If the movie has a weakness, it’s that the romanticism is too forgiving of the ethics. Jules confesses — to making the recording and to stealing the silky gown Cynthia wears to do “La Wally” — and both times her umbrage dematerializes. Fernandez is a true opera singer, from Philadelphia, who effervesces with wonder and benign hauteur. She seems whisked into a fairy tale of European acclaim. Cynthia Hawkins, in fact, is such a redolently African American name that it seems especially odd that she isn’t more upset about her predicament. It’s a kind of artistic rape that the movie is too busy being brilliant, too busy du look-ing, to really sit with.

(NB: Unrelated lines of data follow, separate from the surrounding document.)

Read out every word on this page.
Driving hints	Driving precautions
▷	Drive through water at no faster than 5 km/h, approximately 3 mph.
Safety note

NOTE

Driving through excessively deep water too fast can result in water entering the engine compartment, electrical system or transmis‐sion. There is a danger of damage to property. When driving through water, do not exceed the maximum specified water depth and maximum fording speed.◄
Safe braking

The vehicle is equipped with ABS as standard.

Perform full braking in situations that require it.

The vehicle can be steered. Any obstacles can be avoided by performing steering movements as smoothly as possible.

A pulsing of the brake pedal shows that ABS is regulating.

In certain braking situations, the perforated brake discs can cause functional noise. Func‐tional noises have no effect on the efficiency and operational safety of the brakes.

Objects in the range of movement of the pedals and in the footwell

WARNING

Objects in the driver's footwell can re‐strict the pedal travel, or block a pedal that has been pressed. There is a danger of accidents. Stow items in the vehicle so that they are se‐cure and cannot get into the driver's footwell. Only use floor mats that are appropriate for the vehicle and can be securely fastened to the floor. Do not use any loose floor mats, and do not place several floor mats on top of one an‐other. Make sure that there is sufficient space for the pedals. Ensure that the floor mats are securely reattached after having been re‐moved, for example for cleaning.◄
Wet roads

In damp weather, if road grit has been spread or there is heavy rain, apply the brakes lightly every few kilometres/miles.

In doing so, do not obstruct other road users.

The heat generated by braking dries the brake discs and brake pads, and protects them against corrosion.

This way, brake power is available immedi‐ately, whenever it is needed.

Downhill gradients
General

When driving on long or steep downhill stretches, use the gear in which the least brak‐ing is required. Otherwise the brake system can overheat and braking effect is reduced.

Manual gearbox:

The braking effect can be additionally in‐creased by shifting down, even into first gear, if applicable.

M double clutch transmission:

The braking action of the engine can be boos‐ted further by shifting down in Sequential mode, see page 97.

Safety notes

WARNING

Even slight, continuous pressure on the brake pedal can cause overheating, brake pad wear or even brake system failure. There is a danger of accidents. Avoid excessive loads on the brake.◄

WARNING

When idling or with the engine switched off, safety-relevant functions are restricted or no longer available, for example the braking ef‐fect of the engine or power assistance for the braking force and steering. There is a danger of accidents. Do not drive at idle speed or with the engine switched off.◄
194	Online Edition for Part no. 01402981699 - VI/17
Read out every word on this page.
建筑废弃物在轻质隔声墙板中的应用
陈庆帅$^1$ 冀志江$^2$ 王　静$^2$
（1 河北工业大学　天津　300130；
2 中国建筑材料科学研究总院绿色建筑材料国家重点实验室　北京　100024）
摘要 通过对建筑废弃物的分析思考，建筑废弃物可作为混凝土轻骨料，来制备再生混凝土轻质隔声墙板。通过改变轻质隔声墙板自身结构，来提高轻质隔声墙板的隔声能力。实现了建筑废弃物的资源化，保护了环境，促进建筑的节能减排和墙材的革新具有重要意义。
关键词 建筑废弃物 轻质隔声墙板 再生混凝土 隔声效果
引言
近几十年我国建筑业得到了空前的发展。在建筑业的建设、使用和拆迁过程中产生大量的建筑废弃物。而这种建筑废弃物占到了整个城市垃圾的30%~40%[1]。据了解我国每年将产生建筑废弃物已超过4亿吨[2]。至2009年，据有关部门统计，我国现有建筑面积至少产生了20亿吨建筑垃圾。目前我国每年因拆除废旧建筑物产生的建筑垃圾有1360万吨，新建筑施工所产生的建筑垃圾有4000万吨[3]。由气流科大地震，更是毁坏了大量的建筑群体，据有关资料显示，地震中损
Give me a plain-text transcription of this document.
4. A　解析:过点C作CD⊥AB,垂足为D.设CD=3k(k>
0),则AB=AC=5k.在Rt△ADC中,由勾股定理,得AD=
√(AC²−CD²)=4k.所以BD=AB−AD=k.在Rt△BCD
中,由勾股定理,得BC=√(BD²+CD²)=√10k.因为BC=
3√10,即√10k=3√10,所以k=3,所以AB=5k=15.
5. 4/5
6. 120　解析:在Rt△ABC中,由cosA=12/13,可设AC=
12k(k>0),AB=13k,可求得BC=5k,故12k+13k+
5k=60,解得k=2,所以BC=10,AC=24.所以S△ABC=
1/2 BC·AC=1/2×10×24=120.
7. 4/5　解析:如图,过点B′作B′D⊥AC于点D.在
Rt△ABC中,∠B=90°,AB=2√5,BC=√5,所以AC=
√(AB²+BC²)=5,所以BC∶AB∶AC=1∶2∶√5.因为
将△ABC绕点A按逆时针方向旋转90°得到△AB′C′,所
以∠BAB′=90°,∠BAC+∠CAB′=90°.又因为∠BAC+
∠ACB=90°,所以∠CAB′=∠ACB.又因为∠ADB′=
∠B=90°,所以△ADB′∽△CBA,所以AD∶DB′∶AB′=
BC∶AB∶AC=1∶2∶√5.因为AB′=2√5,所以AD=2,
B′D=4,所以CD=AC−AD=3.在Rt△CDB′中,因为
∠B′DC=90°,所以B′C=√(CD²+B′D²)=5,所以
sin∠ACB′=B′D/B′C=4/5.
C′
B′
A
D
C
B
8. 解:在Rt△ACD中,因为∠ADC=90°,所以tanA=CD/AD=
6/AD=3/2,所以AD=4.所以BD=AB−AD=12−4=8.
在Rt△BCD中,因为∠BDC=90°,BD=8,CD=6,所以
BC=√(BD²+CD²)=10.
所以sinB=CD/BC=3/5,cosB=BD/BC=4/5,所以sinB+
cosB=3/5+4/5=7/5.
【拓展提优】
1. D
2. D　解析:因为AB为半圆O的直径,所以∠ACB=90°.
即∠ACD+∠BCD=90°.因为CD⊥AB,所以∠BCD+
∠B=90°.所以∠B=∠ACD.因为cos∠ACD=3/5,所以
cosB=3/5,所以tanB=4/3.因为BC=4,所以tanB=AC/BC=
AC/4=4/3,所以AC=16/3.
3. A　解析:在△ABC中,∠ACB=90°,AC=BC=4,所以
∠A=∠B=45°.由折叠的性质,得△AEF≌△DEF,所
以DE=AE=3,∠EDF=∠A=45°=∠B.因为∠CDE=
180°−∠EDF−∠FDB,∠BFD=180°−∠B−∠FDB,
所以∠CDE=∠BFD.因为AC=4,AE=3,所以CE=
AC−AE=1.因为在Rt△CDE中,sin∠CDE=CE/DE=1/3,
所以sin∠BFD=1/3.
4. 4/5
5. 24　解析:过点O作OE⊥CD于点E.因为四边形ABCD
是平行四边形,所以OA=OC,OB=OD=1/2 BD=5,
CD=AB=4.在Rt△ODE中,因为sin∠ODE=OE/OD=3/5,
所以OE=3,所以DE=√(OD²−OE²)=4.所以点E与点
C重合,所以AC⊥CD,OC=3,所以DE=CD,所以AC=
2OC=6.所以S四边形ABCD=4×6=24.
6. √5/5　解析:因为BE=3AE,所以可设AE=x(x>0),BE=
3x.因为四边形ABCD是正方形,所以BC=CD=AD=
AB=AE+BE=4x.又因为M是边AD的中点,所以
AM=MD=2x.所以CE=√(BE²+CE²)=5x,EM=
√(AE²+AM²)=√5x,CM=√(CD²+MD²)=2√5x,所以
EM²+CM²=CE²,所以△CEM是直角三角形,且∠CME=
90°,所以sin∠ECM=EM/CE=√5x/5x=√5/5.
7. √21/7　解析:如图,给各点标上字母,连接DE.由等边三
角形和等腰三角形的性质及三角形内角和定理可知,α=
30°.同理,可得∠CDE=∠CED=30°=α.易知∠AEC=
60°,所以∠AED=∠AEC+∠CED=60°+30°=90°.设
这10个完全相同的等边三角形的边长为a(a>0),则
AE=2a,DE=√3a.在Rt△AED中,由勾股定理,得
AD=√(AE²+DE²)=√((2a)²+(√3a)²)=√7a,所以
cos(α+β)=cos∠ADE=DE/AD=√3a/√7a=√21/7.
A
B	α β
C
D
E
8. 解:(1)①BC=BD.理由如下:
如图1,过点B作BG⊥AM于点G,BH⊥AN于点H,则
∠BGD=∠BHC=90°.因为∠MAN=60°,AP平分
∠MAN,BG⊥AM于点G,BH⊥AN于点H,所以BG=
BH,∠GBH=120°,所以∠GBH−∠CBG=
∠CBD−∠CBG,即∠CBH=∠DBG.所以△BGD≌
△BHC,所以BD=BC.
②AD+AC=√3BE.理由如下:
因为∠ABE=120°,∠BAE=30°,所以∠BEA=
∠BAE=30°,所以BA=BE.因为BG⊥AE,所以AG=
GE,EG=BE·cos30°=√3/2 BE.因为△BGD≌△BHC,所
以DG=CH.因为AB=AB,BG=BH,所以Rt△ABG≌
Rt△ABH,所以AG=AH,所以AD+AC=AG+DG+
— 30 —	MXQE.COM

Of course, to be fair, this is also a movie about theft. There are as many ways of stealing here as there are camera angles. Plus, the other recording warns of more imminent sexual danger. Nadia, the woman killed so flamboyantly in the opening minutes, dies because she’s got breaking news about the health of Parisian law enforcement. It’s a kind of cutting-edge development that seems quaint today. Now, she’d just spill her beans on Instagram or Twitter and you’d lose half the movie. And maybe — maybe — she doesn’t get the awl.

But it’s a real testament to this movie’s thorough cultural absorption that it didn’t feel as blow-your-hair-back thrilling to me as it must have in 1982, when “Diva” opened in American theaters. This is now like a lot of things — original-formula MTV, TV and magazine ads, the movies of Hal Hartley and Jean-Pierre Jeunet and Michel Gondry and the Wachowskis — whereas when it premiered it was like little else. Beineix died in January and, aside from a small batch of documentaries, he didn’t make much after or like this; “The Moon in the Gutter” came two years later and his herculean, wave-making romantic epic “Betty Blue” three years after that. But Beineix’s legacy is a generation of artists who could turn dreams into all manner of lawlessness. So no, until last week, I had never seen “Diva” and yet so intense is its influence that, 60 seconds in, I was in a vat of Calgon, back in a memory I’d never actually had and punctured all the same. Awled, if you will. Grateful, too. Mark, thank you.